How to break in brake pads

How to break in brake pads

Brakes are one of the most important and most used things while driving a car. Whenever you are breaking your car, it creates a lot of heat and friction. As a result, the brake pads and rotors are always a risk of warping or wearing out. If that happens it becomes necessary to install new brake pads or rotors. But you can easily improve the performance and durability of the brake by going through the breaking in process.

But, once those brake pads and rotors are installed, they have to go through a process of break-in. Some people in the industry also call it bed-in to make it easier to understand. It doesn’t matter if the brake you are installing are regular brakes for everyday use or more advanced brakes for high-performance cars. This process of braking in the brake pads and brake rotors are essential in getting the best performance out of the brakes. 

In this discussion, we will be giving you a comprehensive step by step instruction on how to break in brake pads.

What is Bedding in or Breaking In?

The breaking in process requires rapid acceleration and then quick deceleration of brakes in a repeated fashion. 

When you are breaking in your brake pads, it transfers an even layer of brake pad material onto the brake rotors due to the gradually increased heat from the friction. This layer looks similar to a shiny, smooth glaze on the surface of the brake rotor. This process is called breaking in or bedding in.

Things to do before Breaking In

You will need to take some precautions before you begin the breaking in procedure. These things have to be done in order to complete the process safely and successfully.

Firstly, after buying a set of brake pads or rotors you have to check the manufacturer’s recommended break-in procedure. Different manufacturers recommend different break-in process, so it is really important that you should check it first.

Secondly, you will need a road with no traffic. This is to avoid any accidents that may happen while the breaking in process.

Thirdly, avoid any sort of erratic driving during the process. Ensure the safety of anyone that might be on the road.

Finally, it is always better to clean the brake pads and rotors. In case you are installing new pads, you should install new rotors if possible. If you want to use old rotors then you should remove any transfer film from the previous set of brake pads.

How to Break in Brake Pads

After you’ve installed the new brake pads, what comes next is to brake them in. To do this you need to follow the next three steps-

Step 1: 

The first thing you have to do is perform 30 gradual stops from 30 mph with about 30 seconds in between each stop.  Try to avoid stopping too quickly or coming to a complete stop. Stopping too quickly may result in heavy braking, what we want is medium braking.

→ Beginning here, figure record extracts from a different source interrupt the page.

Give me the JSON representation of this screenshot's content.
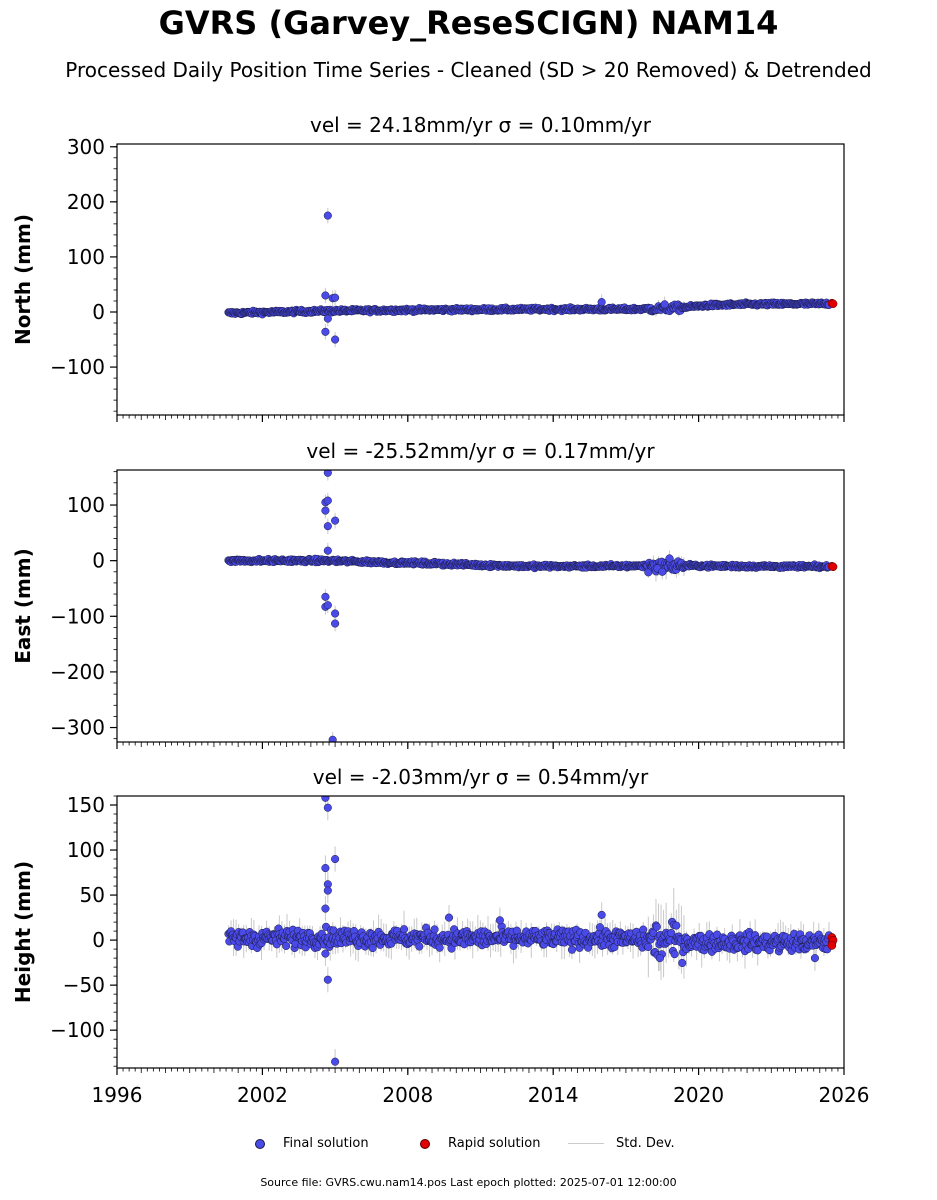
{
  "title": "GVRS (Garvey_ReseSCIGN) NAM14",
  "subtitle": "Processed Daily Position Time Series - Cleaned (SD > 20 Removed) & Detrended",
  "footer": "Source file: GVRS.cwu.nam14.pos  Last epoch plotted: 2025-07-01 12:00:00",
  "legend": {
    "final": "Final solution",
    "rapid": "Rapid solution",
    "std": "Std. Dev."
  },
  "colors": {
    "final": "#4a4ae8",
    "rapid": "#e00000",
    "std": "#c8c8c8",
    "edge": "#1a1a40"
  },
  "chart_data": [
    {
      "type": "scatter",
      "title": "vel = 24.18mm/yr   σ = 0.10mm/yr",
      "ylabel": "North (mm)",
      "xlim": [
        1996,
        2026
      ],
      "ylim": [
        -187,
        305
      ],
      "yticks": [
        300,
        200,
        100,
        0,
        -100
      ],
      "xticks": [
        1996,
        2002,
        2008,
        2014,
        2020,
        2026
      ],
      "trend": [
        [
          2000.6,
          -2
        ],
        [
          2004.7,
          2
        ],
        [
          2009,
          4
        ],
        [
          2014,
          5
        ],
        [
          2017,
          5
        ],
        [
          2018.5,
          6
        ],
        [
          2019.3,
          8
        ],
        [
          2020.3,
          12
        ],
        [
          2022,
          14
        ],
        [
          2025.4,
          15
        ]
      ],
      "scatter": 2.0,
      "outliers": [
        [
          2004.7,
          175
        ],
        [
          2004.6,
          30
        ],
        [
          2004.9,
          25
        ],
        [
          2005.0,
          26
        ],
        [
          2004.7,
          -12
        ],
        [
          2004.6,
          -36
        ],
        [
          2005.0,
          -50
        ],
        [
          2016.0,
          18
        ],
        [
          2018.6,
          14
        ]
      ],
      "rapid": [
        [
          2025.5,
          16
        ],
        [
          2025.55,
          15
        ]
      ]
    },
    {
      "type": "scatter",
      "title": "vel = -25.52mm/yr   σ = 0.17mm/yr",
      "ylabel": "East (mm)",
      "xlim": [
        1996,
        2026
      ],
      "ylim": [
        -326,
        163
      ],
      "yticks": [
        100,
        0,
        -100,
        -200,
        -300
      ],
      "xticks": [
        1996,
        2002,
        2008,
        2014,
        2020,
        2026
      ],
      "trend": [
        [
          2000.6,
          0
        ],
        [
          2004.7,
          0
        ],
        [
          2007,
          -3
        ],
        [
          2009,
          -5
        ],
        [
          2011,
          -8
        ],
        [
          2013,
          -10
        ],
        [
          2016,
          -10
        ],
        [
          2018,
          -9
        ],
        [
          2019.4,
          -9
        ],
        [
          2022,
          -10
        ],
        [
          2025.4,
          -11
        ]
      ],
      "scatter": 2.0,
      "outliers": [
        [
          2004.7,
          158
        ],
        [
          2004.6,
          105
        ],
        [
          2004.7,
          108
        ],
        [
          2004.6,
          90
        ],
        [
          2005.0,
          72
        ],
        [
          2004.7,
          62
        ],
        [
          2004.7,
          18
        ],
        [
          2004.6,
          -65
        ],
        [
          2004.6,
          -83
        ],
        [
          2004.7,
          -80
        ],
        [
          2005.0,
          -95
        ],
        [
          2005.0,
          -113
        ],
        [
          2004.9,
          -322
        ],
        [
          2018.3,
          -14
        ],
        [
          2018.8,
          4
        ],
        [
          2018.5,
          -20
        ]
      ],
      "rapid": [
        [
          2025.5,
          -10
        ],
        [
          2025.55,
          -11
        ]
      ]
    },
    {
      "type": "scatter",
      "title": "vel = -2.03mm/yr   σ = 0.54mm/yr",
      "ylabel": "Height (mm)",
      "xlim": [
        1996,
        2026
      ],
      "ylim": [
        -142,
        160
      ],
      "yticks": [
        150,
        100,
        50,
        0,
        -50,
        -100
      ],
      "xticks": [
        1996,
        2002,
        2008,
        2014,
        2020,
        2026
      ],
      "trend": [
        [
          2000.6,
          2
        ],
        [
          2004.7,
          3
        ],
        [
          2010,
          2
        ],
        [
          2016,
          2
        ],
        [
          2020,
          -2
        ],
        [
          2025.4,
          -3
        ]
      ],
      "scatter": 7.0,
      "outliers": [
        [
          2004.6,
          158
        ],
        [
          2004.7,
          147
        ],
        [
          2005.0,
          90
        ],
        [
          2004.6,
          80
        ],
        [
          2004.7,
          62
        ],
        [
          2004.7,
          55
        ],
        [
          2004.6,
          35
        ],
        [
          2004.6,
          -15
        ],
        [
          2004.7,
          -44
        ],
        [
          2005.0,
          -135
        ],
        [
          2016.0,
          28
        ],
        [
          2011.8,
          22
        ],
        [
          2009.7,
          25
        ],
        [
          2018.4,
          -20
        ],
        [
          2024.8,
          -20
        ]
      ],
      "rapid": [
        [
          2025.5,
          3
        ],
        [
          2025.52,
          -2
        ],
        [
          2025.55,
          0
        ],
        [
          2025.5,
          -6
        ]
      ]
    }
  ]
}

An alternative to this process is to accelerate the car to 45 mph with moderate brake pressure and reduce the speed to bring it under 5 mph. Repeat this same process 3 to 4 times and then let it cool for a few minutes by driving for several minutes without stopping.

This process brings the brake pads to a desirable temperature, prevents sudden thermal shocks and overexertion of the brake pads. It also completes the initial breaking in. Now, the brake pads are ready for some aggressive slow-downs.

Step 2:

Now, perform 8 to 10 aggressive slow-downs from 60 mph to about 15mph. You need to keep in mind to not brake strong enough to activate your ABS, which will lock up the tires. The breaking in will end in failure if that happens.

Again, remember to avoid coming to a complete stop while the brakes are too hot. Doing this will transfer the pad material onto the surface unevenly.

Step 3:

After performing the final slow-down, don’t stop the vehicle immediately and drive at a low speed. During this process, use the brakes as little as possible until they can cool down. 

What to Expect After the Breaking In

You should see a light gray film and a slight blue tint on the brake rotor face after the break-in process. The gray film is material from the pads which has now been transferred onto the rotor. On the other hand, the blue tint is the proof that the rotor has reached the proper breaking in temperature.


Some brakes may require two cycles of the breaking in process. This may be the case for big brake kits, and new pads installed onto old brake rotors or new brake rotors with old pads.

Why is Breaking in so Important?

Now, let me tell you why the breaking in the process is so important. 

First of all, if you are installing new brake pads and rotors the braking in the process is necessary in order for them to work properly.

Secondly, the layer transferred from the brake pads to the brake rotors improves the performance of the brake. Moreover, by enhancing the friction generation of the brakes and rotors it also extends the lifespan of the brake as well.

Thirdly, breaking in your brakes properly will help to keep them quiet. The transfer layer on the rotor can minimize brake judder.

Finally, it prevents the warping of the rotors.

The Consequence of Improper Breaking In

In case your brake rotor has not been properly bedded in, you’re going to face some annoying and serious problems. They are the following-

  • Uneven transferred layers on the surface of the rotor causes it to judder while braking. 
  • The brake disc vibrates as it passes between the clamping pads, resulting in an annoying sound.
  • Uneven rotor wear. 
  • Warped rotor.


If you want to maximize the brake performance of your vehicle then the brake pads must go through the breaking in process. But, you must be very careful to not cause any accidents while doing it.

If you manage to do it properly then it will grant you an extra assurance of safety and reliability while on the road.